24 AUGUSTUS 2014
De Kerk van Petrus is trouw
DE Kerk is door Jezus Christus gebouwd op Sint-Petrus en de apostelen, zij is tot leven gewekt door de H. Geest op Pinksterdag als een menselijke en tegelijk goddelijke instelling, een sociaal, zichtbaar, hiërarchisch lichaam, gemaakt om zich uit te breiden tot aan de uiteinden van de aarde en te blijven bestaan tot aan het einde van de wereld. De Kerk, dat is « Jezus Christus verspreid en meegedeeld», zoals Bossuet het schitterend uitdrukte.
« De Kerk is de gemeenschap van alle christenen, gesticht door Jezus Christus, bestuurd door de Paus en de bisschoppen in eenheid met de Paus» (Franse catechismus Pierres Vivantes).
Zij is het middel, het menselijke, permanente, universele instrument voor onze redding.

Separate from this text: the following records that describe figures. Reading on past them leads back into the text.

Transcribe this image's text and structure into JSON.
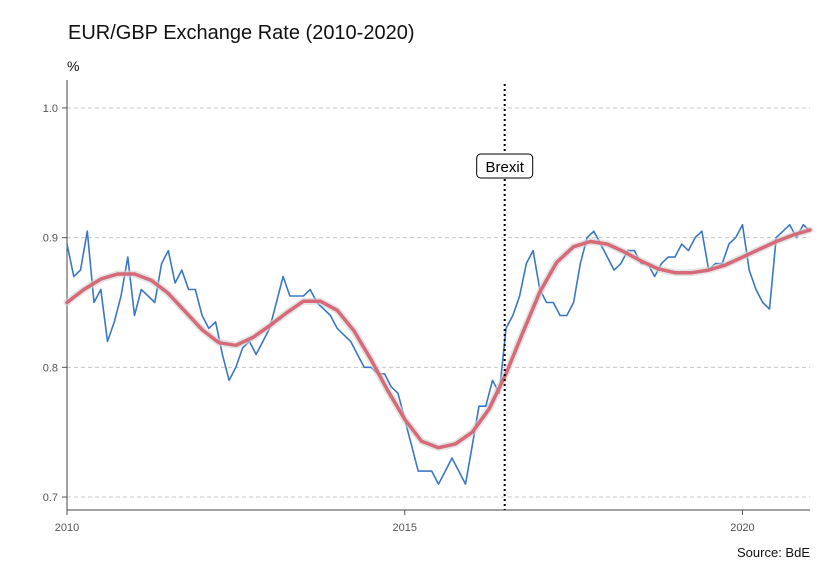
{
  "chart_data": {
    "type": "line",
    "title": "EUR/GBP Exchange Rate (2010-2020)",
    "ylabel": "%",
    "source": "Source: BdE",
    "xlim": [
      2010,
      2021
    ],
    "ylim": [
      0.69,
      1.02
    ],
    "x_ticks": [
      2010,
      2015,
      2020
    ],
    "y_ticks": [
      0.7,
      0.8,
      0.9,
      1.0
    ],
    "y_tick_labels": [
      "0.7",
      "0.8",
      "0.9",
      "1.0"
    ],
    "grid": "horizontal-dashed",
    "annotation": {
      "label": "Brexit",
      "x": 2016.48
    },
    "series": [
      {
        "color": "#3b78c3",
        "x": [
          2010.0,
          2010.1,
          2010.2,
          2010.3,
          2010.4,
          2010.5,
          2010.6,
          2010.7,
          2010.8,
          2010.9,
          2011.0,
          2011.1,
          2011.2,
          2011.3,
          2011.4,
          2011.5,
          2011.6,
          2011.7,
          2011.8,
          2011.9,
          2012.0,
          2012.1,
          2012.2,
          2012.3,
          2012.4,
          2012.5,
          2012.6,
          2012.7,
          2012.8,
          2012.9,
          2013.0,
          2013.1,
          2013.2,
          2013.3,
          2013.4,
          2013.5,
          2013.6,
          2013.7,
          2013.8,
          2013.9,
          2014.0,
          2014.1,
          2014.2,
          2014.3,
          2014.4,
          2014.5,
          2014.6,
          2014.7,
          2014.8,
          2014.9,
          2015.0,
          2015.1,
          2015.2,
          2015.3,
          2015.4,
          2015.5,
          2015.6,
          2015.7,
          2015.8,
          2015.9,
          2016.0,
          2016.1,
          2016.2,
          2016.3,
          2016.4,
          2016.5,
          2016.6,
          2016.7,
          2016.8,
          2016.9,
          2017.0,
          2017.1,
          2017.2,
          2017.3,
          2017.4,
          2017.5,
          2017.6,
          2017.7,
          2017.8,
          2017.9,
          2018.0,
          2018.1,
          2018.2,
          2018.3,
          2018.4,
          2018.5,
          2018.6,
          2018.7,
          2018.8,
          2018.9,
          2019.0,
          2019.1,
          2019.2,
          2019.3,
          2019.4,
          2019.5,
          2019.6,
          2019.7,
          2019.8,
          2019.9,
          2020.0,
          2020.1,
          2020.2,
          2020.3,
          2020.4,
          2020.5,
          2020.6,
          2020.7,
          2020.8,
          2020.9,
          2021.0
        ],
        "values": [
          0.895,
          0.87,
          0.875,
          0.905,
          0.85,
          0.86,
          0.82,
          0.835,
          0.855,
          0.885,
          0.84,
          0.86,
          0.855,
          0.85,
          0.88,
          0.89,
          0.865,
          0.875,
          0.86,
          0.86,
          0.84,
          0.83,
          0.835,
          0.81,
          0.79,
          0.8,
          0.815,
          0.82,
          0.81,
          0.82,
          0.83,
          0.85,
          0.87,
          0.855,
          0.855,
          0.855,
          0.86,
          0.85,
          0.845,
          0.84,
          0.83,
          0.825,
          0.82,
          0.81,
          0.8,
          0.8,
          0.795,
          0.795,
          0.785,
          0.78,
          0.76,
          0.74,
          0.72,
          0.72,
          0.72,
          0.71,
          0.72,
          0.73,
          0.72,
          0.71,
          0.74,
          0.77,
          0.77,
          0.79,
          0.78,
          0.83,
          0.84,
          0.855,
          0.88,
          0.89,
          0.86,
          0.85,
          0.85,
          0.84,
          0.84,
          0.85,
          0.88,
          0.9,
          0.905,
          0.895,
          0.885,
          0.875,
          0.88,
          0.89,
          0.89,
          0.88,
          0.88,
          0.87,
          0.88,
          0.885,
          0.885,
          0.895,
          0.89,
          0.9,
          0.905,
          0.875,
          0.88,
          0.88,
          0.895,
          0.9,
          0.91,
          0.875,
          0.86,
          0.85,
          0.845,
          0.9,
          0.905,
          0.91,
          0.9,
          0.91,
          0.905
        ]
      },
      {
        "color": "#d66a78",
        "x": [
          2010.0,
          2010.25,
          2010.5,
          2010.75,
          2011.0,
          2011.25,
          2011.5,
          2011.75,
          2012.0,
          2012.25,
          2012.5,
          2012.75,
          2013.0,
          2013.25,
          2013.5,
          2013.75,
          2014.0,
          2014.25,
          2014.5,
          2014.75,
          2015.0,
          2015.25,
          2015.5,
          2015.75,
          2016.0,
          2016.25,
          2016.5,
          2016.75,
          2017.0,
          2017.25,
          2017.5,
          2017.75,
          2018.0,
          2018.25,
          2018.5,
          2018.75,
          2019.0,
          2019.25,
          2019.5,
          2019.75,
          2020.0,
          2020.25,
          2020.5,
          2020.75,
          2021.0
        ],
        "values": [
          0.85,
          0.86,
          0.868,
          0.872,
          0.872,
          0.867,
          0.857,
          0.843,
          0.829,
          0.819,
          0.817,
          0.823,
          0.832,
          0.842,
          0.851,
          0.851,
          0.844,
          0.828,
          0.806,
          0.782,
          0.76,
          0.743,
          0.738,
          0.741,
          0.75,
          0.768,
          0.795,
          0.827,
          0.858,
          0.881,
          0.893,
          0.897,
          0.895,
          0.889,
          0.882,
          0.876,
          0.873,
          0.873,
          0.875,
          0.879,
          0.885,
          0.891,
          0.897,
          0.902,
          0.906
        ]
      }
    ]
  }
}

In haar «is Jezus Christus nog bij ons en door haar zet Hij zijn zending voort, geeft Hij zijn gedachten, zijn genade en zelfs zijn levende Persoon aan ons» in het sacrament van zijn Lichaam. Zij is zijn sociaal Lichaam, eengemaakt door zijn fysiek, eucharistisch Lichaam. Omwille van dit mysterieus overvloeien van het ene Lichaam in het andere noemt men de Kerk het «mystieke Lichaam van Christus» (Mystici Corporis Christi, Pius XII, 29 juni 1943).
Deze gemeenschap brengt haar leden voort tot het leven, een «bovennatuurlijk» leven, een leven van goddelijke genade, door het geloof in Jezus Christus en door het doopsel. Zo vormt zij van uit haar eigen substantie een nieuw volk:
« Gij zijt een uitverkoren geslacht, een koninklijk priesterschap, een heilige natie, een volk dat zijn bijzonder eigendom werd om de roemruchte daden te verkondigen van Hem die u uit de duisternis heeft geroepen tot zijn wonderlijk licht: gij, vroegergeen volk, nu Gods volk; vroeger van genade verstoken, nu begenadigd», schrijft Sint-Petrus ( I P 2, 9-10).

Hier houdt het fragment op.